Published: 27 April 2000

Abstract

Background

Differences in responses to bacterial surface lipopolysaccharides (LPSs) are apparent between and within mammalian species. It has been shown in mice that resistance to LPS is caused by defects in the Toll-like receptor 4 gene (Tlr4), the product of which is thought to bind LPS and mediate LPS signal transduction in immune system cells.

Results

We have sequenced the Toll-like receptor 4 gene of humans (TLR4; 19.0 kilobases, kb) and mice (Tlr4; 91.7 kb), as well as the coding region and splice junctions of Tlr4 from 35 mouse (Mus musculus) strains, from the chimpanzee and from the baboon.

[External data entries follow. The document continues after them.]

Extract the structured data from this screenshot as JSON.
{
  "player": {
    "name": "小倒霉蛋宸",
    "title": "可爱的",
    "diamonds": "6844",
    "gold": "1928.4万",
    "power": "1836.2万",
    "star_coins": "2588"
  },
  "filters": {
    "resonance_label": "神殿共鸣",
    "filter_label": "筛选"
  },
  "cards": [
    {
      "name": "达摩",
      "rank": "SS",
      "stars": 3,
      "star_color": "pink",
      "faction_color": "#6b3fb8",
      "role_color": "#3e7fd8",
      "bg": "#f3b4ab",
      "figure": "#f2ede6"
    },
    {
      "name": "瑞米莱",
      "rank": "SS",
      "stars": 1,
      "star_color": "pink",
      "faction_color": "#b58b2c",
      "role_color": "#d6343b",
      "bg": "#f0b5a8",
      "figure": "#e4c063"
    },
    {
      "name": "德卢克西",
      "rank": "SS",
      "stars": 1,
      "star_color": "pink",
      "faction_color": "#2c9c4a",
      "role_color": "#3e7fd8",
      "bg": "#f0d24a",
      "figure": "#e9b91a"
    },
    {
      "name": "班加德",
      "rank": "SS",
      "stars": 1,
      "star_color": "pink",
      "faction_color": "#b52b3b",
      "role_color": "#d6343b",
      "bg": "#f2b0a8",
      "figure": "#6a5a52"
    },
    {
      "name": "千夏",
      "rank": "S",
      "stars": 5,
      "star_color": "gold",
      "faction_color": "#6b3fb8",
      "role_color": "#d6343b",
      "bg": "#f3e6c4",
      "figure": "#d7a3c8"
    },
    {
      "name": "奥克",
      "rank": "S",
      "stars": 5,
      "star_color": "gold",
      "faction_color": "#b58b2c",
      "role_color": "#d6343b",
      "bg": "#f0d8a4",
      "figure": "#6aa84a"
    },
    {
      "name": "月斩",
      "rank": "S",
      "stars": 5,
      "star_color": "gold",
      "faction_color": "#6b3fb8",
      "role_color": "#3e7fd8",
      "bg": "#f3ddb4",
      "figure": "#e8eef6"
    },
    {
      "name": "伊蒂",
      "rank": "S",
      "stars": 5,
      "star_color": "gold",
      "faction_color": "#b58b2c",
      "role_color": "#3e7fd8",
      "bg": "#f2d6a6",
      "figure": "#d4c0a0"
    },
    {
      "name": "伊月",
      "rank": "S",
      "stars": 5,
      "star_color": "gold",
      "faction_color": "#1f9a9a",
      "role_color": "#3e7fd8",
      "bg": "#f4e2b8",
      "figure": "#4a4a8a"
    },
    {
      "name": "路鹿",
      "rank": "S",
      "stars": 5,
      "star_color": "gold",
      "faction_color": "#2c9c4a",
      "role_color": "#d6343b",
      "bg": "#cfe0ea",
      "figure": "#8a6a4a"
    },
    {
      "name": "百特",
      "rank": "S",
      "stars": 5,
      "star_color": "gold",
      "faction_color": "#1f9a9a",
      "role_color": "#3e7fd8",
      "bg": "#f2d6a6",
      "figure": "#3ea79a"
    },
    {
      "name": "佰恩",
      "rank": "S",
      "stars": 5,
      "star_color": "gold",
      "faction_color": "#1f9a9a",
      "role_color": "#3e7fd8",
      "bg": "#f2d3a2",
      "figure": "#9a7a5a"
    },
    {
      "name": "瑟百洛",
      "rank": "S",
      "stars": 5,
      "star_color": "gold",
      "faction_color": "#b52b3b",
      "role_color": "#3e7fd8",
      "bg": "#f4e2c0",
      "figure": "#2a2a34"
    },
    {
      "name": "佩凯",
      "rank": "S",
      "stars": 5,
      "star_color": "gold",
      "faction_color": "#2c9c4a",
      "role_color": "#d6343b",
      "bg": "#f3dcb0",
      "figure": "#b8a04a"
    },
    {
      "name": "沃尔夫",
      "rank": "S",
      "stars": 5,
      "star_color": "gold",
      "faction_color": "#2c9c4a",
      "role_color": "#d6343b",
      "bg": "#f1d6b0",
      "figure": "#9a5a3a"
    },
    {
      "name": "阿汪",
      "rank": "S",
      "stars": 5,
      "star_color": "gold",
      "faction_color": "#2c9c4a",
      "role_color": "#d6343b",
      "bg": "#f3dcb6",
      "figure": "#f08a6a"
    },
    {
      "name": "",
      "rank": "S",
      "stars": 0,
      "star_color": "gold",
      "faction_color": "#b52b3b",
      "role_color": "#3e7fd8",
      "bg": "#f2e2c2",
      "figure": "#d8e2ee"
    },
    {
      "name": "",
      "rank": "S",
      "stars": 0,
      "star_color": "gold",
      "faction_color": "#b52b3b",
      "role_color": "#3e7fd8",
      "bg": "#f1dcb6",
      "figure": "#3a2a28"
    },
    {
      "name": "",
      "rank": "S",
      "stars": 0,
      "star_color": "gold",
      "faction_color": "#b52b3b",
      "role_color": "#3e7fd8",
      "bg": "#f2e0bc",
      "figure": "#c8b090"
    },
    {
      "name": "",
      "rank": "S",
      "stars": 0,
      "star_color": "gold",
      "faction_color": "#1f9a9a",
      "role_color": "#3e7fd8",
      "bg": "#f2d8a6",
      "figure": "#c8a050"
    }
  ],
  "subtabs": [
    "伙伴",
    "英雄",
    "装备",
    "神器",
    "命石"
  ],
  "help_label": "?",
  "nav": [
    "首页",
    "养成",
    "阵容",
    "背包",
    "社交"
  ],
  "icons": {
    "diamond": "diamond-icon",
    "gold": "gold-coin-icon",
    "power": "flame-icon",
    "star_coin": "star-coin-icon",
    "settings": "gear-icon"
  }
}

No other discernible genes or regions of interspecies conservation lies close to Tlr4 and, in both humans and mice, flanking sequences and introns are rich in repeats of retroviral origin. Interstrain analyses reveal that Tlr4 is a polymorphic protein and that the extracellular domain is far more variable than the cytoplasmic domain, both among strains and among species. The cytoplasmic domain of the Tlr4 protein is highly variable at the carboxy-terminal end.

Conclusions

We suggest that selective evolutionary pressure exerted by microbes expressing structurally distinguishable LPS molecules has produced the high level of variability in the Tlr4 extracellular domain. The highly variable carboxy-terminal region of the cytoplasmic domain is likely to determine the magnitude of the response to LPS within a species.